"No, I know; he used to keep an ironmonger's shop."

"So I've heard. Would you care to come round again under—h'm—more competent guidance?"

She laughed lightly and fixed him at once. "Thanks, very much, I will, and I shall bring a friend, an awfully clever girl, a B.Sc. She's interested in these sort of things, and mother."

"I shall be really delighted; as long as you come, I don't care who you bring."

On their way home after it was all over, Darwen said to Carstairs, "Truly, fortune favours the bold. Do you remember that passage of old Nick's about fortune and women, that they both favoured the young? Youth is simply a matter of indiscretions; many old fools of sixty ought to be wheeled round in perambulators."

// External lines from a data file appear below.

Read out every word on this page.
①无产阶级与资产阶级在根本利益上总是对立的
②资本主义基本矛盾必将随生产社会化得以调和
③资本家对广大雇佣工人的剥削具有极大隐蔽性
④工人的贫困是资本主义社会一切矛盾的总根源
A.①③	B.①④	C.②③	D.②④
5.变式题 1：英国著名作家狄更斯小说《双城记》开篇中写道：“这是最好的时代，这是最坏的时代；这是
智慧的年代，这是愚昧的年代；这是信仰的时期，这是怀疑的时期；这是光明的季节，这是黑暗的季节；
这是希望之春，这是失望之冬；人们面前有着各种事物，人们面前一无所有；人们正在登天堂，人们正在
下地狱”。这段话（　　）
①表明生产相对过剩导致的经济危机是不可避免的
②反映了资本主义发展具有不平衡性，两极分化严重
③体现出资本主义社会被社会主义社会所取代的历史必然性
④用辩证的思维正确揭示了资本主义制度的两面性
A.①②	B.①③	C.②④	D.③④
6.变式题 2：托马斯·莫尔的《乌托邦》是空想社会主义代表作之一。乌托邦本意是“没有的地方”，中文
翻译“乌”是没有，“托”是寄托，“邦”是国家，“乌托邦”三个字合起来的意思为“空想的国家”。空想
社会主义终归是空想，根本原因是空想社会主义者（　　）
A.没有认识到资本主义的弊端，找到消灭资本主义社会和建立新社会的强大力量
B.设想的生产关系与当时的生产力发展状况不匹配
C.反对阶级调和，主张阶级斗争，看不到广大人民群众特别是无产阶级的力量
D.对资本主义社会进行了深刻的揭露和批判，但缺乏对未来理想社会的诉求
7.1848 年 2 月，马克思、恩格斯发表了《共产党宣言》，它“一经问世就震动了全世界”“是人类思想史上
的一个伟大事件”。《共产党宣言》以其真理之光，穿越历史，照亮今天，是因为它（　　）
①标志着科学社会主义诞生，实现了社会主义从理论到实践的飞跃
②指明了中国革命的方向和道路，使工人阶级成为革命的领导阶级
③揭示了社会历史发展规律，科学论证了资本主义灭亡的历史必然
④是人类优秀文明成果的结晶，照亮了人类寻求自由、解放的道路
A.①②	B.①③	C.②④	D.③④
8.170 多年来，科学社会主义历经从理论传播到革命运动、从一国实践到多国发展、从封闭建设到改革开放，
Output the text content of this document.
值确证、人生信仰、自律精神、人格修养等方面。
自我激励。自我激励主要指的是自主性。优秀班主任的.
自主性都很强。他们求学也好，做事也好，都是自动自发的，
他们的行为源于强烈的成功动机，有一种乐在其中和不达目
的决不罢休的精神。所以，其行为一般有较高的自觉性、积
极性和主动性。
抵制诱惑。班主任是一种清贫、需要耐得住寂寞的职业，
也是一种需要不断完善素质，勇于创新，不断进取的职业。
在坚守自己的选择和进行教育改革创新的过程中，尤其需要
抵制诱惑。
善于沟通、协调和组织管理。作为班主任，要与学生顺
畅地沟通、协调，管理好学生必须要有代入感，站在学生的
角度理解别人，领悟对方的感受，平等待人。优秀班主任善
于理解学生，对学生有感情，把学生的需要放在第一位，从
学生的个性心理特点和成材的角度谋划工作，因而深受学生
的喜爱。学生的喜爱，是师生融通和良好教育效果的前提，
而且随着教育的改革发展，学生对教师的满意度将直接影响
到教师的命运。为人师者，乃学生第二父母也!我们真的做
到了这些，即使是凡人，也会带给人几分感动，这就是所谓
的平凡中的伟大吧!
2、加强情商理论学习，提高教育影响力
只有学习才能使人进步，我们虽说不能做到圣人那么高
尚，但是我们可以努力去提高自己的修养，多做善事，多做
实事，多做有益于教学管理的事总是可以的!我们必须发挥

Carstairs paused to light a cigarette, his face illuminated by the fitful flare of the match, was pre-occupied, absent. "From which I conclude," he observed between the puffs, "that you have been indiscreet."

"Not indiscreet, simply bold, and you, you seem to have something on your mind."

"Ye—es! It's being borne in upon me very forcibly that there is no girl that I have met yet to compare in face or form or intelligence, that is to say, my idea of intelligence, with a certain gipsy maiden in Scotland, or at least, Chilcombe."

Darwen's eyes gleamed—the thrill of the waltz, the excitement of the evening, was in his blood. "Damme! I must see this girl. I observe that in many things our tastes agree, perhaps I may be able to relieve you of her."

"No! By Jove! you won't!" Carstairs faced round abruptly and looked him in the eyes.